Another theme that has simultaneously been pursued by Ulla V. Bondeson is the study of the so-called general sense of justice. When referred to by legislators and judges she calls it a legal doctrine, as they implicitly take it for granted that there is uniformity in the public opinion and that the public is punitive. She has done extensive empirical studies of the structure and content of this public opinion and demonstrated in many publications that it is not uniform and not necessarily repressive. In fact, when the researcher uses detailed interview questions, specifying crime and punishment, judicial opinion may be more punitive than public opinion, although judges believe the opposite. Again, with great efforts she elaborated earlier local studies to a great comparative study of all types of social and moral values in the Scandinavian countries. Her book, Nordic Moral Climates: Value Continuities and Discontinuities in Denmark, Finland, Norway, and Sweden ( 2003; 2007) is a unique and complex study, with a methodology that is elegant, sophisticated, and powerful; one that can stand as a stimulus to researchers, and an example for future research.

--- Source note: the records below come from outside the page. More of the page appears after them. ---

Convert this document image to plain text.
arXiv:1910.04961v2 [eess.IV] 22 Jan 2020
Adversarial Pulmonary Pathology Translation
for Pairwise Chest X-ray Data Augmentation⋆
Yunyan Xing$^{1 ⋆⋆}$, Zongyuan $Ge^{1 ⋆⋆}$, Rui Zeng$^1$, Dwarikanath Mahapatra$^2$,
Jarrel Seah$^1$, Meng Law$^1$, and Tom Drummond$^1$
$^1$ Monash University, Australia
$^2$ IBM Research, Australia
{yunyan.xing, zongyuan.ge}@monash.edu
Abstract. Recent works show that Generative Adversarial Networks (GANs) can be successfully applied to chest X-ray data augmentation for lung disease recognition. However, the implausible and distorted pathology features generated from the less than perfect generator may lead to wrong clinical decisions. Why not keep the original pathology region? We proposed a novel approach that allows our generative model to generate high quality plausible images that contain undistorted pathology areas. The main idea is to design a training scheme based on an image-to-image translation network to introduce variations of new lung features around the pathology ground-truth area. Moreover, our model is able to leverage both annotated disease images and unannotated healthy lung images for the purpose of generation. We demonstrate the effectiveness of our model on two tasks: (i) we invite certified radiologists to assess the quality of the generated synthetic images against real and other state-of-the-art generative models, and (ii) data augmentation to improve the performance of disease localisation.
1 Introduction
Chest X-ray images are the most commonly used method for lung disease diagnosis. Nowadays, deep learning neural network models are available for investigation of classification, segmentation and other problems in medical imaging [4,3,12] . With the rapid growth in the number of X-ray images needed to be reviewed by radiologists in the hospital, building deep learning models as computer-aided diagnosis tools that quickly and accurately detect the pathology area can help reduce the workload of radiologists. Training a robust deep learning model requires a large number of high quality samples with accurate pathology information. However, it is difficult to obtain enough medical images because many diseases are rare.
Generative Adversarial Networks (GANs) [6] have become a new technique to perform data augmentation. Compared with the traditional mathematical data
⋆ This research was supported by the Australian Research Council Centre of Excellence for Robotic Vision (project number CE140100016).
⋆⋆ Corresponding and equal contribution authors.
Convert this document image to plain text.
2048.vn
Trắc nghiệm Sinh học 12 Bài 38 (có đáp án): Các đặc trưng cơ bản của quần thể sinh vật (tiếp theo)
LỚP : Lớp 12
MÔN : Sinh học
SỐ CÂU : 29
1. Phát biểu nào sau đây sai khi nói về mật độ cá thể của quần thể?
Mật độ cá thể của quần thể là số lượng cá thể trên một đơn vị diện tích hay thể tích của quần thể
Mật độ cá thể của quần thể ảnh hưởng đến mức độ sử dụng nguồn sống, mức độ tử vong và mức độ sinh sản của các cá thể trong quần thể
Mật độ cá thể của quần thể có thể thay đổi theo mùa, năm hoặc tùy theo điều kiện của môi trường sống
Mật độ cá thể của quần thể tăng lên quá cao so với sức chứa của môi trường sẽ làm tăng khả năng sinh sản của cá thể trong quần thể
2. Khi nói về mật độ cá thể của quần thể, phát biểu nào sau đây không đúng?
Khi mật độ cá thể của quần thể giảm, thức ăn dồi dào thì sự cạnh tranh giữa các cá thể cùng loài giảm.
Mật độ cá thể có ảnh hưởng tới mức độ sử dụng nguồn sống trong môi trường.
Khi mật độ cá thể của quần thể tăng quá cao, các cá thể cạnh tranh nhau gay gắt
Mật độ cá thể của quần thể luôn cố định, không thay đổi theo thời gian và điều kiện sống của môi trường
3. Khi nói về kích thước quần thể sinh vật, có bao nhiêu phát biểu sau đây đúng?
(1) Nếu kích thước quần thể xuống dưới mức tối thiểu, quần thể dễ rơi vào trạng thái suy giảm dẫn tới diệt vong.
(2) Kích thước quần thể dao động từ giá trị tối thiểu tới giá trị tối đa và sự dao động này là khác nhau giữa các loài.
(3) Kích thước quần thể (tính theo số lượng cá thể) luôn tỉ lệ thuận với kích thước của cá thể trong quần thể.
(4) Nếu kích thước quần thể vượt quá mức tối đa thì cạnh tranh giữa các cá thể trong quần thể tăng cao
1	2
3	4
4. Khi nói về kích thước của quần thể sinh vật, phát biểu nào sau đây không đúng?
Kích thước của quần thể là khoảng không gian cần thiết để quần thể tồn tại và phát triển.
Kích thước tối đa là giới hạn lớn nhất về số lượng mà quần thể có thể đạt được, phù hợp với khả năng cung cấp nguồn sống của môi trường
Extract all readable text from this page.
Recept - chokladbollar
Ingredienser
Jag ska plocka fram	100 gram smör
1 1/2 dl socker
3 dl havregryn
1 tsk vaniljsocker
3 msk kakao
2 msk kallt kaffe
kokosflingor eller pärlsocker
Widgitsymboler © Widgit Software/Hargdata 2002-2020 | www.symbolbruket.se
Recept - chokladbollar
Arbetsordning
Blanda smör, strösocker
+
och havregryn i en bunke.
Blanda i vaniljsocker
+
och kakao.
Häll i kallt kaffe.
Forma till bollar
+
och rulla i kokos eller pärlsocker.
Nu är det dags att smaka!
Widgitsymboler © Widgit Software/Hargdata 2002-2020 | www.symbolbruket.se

Ulla V.  Bondeson’s scientific contributions encompass about ten books and ten anthologies, in addition to more than a hundred articles in many different languages. She has also been the recipient of many awards, starting with her doctoral and her habilitation dissertations. She has later also received the prestigious Thorsten Sellin and Sheldon and Eleanor Glueck Award from the American Society of Criminology. In addition, she has been nominated for the great international Stockholm Prize in Criminology.

Professor Bondeson was appointed to the national Chair of Sociology of Law, University of Lund, Sweden, in 1979 and to the national Chair of Criminology, University of Copenhagen, Denmark, in 1980. She has been a Visiting Professor at several universities in the United States: the Criminal Justice Department at the University of Minnesota, the Center for the Study of Law and Society at the University of Berkeley, Harvard Law School, Yale Law School, the Department of Sociology at Santa Barbara, UCLA. She has also been teaching at several occasions in Belgium and France, Japan, Korea, Mozambique, and Brazil.

Among Professor Bondeson’s numerous important research and advisory committees in the field of criminology and correction should especially be highlighted that she was President of the Scandinavian Research Council for Criminology and Vice-president of the International Society of Criminology for many years. She is a member of the distinguished Steering Committee of the Campbell Crime and Justice Group. She is an accomplished scholar, researcher, and teacher. As this incomplete listing of achievements indicates, this has been an outstanding career, spanning fifty years; for students, it stands as a model.  Professor Bondeson has honored her country, her university, and herself.